It seems I must join the fray. Not to climb the Mandela bandwagon, but to support a deeper truth, that South Africa incubated Mandela. Smuts, Sir Seretse Khama, Albert Luthuli, Trevor Huddleston in different ways all contributed the dignity of humanity free of race, or prejudice, which might have given Mandela his faith in what he sought to achieve. I grew up amongst many of them, Afrikaaners, English speaking Whites and Blacks of varied tribal origins. On the strength of the post I wrote immediately after news of his death I have been asked by several to recall my South Africa, in vignettes, stories, and recollections. It seems a suitable moment to offer these. Let me start with a history long before Mandela….

Before Mandela had been heard of, my grandfather Harold Jowitt, ‘Heli’ had been Director of African Education’ in Rhodesia, in Uganda,and when I knew him, Bechuanaland (Botswana) and then Basutoland (Lesotho). He spoke both Swahili and Zulu fluently. Rather than my views here is an extract from the ‘Journal of African Society. Vol 33 No 133 published in October of 1934.
Suggested Methods for the African School. By Harold Jowitt (Longmans) ( One of his books still available at a high price) The writer of this extract is not identified.

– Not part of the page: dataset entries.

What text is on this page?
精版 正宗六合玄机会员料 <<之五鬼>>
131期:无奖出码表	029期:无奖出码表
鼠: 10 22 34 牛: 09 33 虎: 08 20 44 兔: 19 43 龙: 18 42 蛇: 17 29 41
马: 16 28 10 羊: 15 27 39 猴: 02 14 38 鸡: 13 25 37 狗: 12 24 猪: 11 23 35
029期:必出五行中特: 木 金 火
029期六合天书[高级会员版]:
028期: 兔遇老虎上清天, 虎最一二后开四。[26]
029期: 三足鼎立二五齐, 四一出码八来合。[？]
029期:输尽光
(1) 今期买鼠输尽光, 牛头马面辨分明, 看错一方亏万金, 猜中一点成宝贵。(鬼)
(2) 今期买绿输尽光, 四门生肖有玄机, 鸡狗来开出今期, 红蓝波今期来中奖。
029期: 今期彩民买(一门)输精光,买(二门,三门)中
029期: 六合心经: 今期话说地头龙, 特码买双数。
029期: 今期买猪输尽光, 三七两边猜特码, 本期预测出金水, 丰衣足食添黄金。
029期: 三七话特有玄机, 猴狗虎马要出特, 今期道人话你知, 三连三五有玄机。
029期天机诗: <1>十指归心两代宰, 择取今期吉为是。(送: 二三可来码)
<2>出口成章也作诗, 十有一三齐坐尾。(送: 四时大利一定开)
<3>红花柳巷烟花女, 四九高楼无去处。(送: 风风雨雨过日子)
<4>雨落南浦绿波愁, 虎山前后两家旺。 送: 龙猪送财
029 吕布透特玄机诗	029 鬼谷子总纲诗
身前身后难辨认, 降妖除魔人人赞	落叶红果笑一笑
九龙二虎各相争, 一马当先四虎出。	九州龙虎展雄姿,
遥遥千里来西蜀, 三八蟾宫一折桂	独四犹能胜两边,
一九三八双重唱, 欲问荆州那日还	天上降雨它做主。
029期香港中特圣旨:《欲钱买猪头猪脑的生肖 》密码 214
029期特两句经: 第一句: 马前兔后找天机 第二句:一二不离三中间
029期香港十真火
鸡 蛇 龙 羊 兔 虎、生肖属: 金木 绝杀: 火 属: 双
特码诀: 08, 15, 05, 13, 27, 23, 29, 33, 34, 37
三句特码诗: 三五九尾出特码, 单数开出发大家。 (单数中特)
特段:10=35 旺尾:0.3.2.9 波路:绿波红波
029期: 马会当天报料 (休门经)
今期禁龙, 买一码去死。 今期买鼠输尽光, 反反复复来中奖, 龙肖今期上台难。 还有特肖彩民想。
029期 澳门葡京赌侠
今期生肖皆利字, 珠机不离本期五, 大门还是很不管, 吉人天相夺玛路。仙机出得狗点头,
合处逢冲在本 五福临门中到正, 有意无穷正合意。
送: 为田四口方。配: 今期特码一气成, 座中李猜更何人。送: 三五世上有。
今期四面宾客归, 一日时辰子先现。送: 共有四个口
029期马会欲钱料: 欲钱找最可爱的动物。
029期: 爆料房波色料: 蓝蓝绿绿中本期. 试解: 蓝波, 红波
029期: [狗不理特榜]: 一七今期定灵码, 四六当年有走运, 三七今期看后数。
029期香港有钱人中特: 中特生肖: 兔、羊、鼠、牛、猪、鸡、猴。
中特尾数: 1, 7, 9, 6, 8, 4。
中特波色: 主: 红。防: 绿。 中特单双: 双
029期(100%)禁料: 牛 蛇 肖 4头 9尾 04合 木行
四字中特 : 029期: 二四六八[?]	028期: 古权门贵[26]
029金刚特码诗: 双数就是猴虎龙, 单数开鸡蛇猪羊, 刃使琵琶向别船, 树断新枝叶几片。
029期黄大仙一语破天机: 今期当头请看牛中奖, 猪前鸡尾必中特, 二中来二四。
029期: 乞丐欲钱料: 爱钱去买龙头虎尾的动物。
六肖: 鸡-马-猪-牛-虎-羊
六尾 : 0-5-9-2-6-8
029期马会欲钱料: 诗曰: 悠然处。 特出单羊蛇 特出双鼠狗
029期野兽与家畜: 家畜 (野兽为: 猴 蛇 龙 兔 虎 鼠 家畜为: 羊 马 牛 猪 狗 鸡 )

‘Some years ago an Inspector in Natal took the reviewer (this author) to visit a number of remote native schools. It was a very interesting experience. The Inspector was greeted with enthusiasm wherever he went. His aim was to help teachers to be better teachers and occasionally he would take charge of classes for an entire morning in order to show them how to do it. Arithmetic, writing, nature study, scripture- indeed anything on the timetable was taken just as it came, and all this was done in the native language without even a word of English. This was an Inspector after Matthew Arnold’s own heart
‘Heli’ The School Inspector. Riding throughout Zululand in a jacket and tie as any respectful Inspector would!
In a much longer chapter of a book only published in 1998, the following direct quotations about Heli and from his correspondence appear.
‘He was an educator of imposing stature, a dynamic leader of immense popularity…an innovator willing to risk his reputation in order to try new ideas’
‘Jowitt became a fragile bridge over troubled waters…He tried to mediate the conflict between political philosophy and the reality of human existence..between African desire for a good academic education as a means of eliminating old colonial stereotypes and the colonial intent to have…cheap labour.’
‘He warned of the consequences of continuing the attitude that ‘the security of one race can be ensured by the repression of another….The Africans must not be trained by an inferior kind of education to function as better hewers of wood or drawers of water for their white masters.’
‘He needed the wisdom of Solomon to play colonial hide and seek.’
‘His ability to perceive what was possible in light of what was ideal gave him the balance he needed as he walked this delicate political tightrope’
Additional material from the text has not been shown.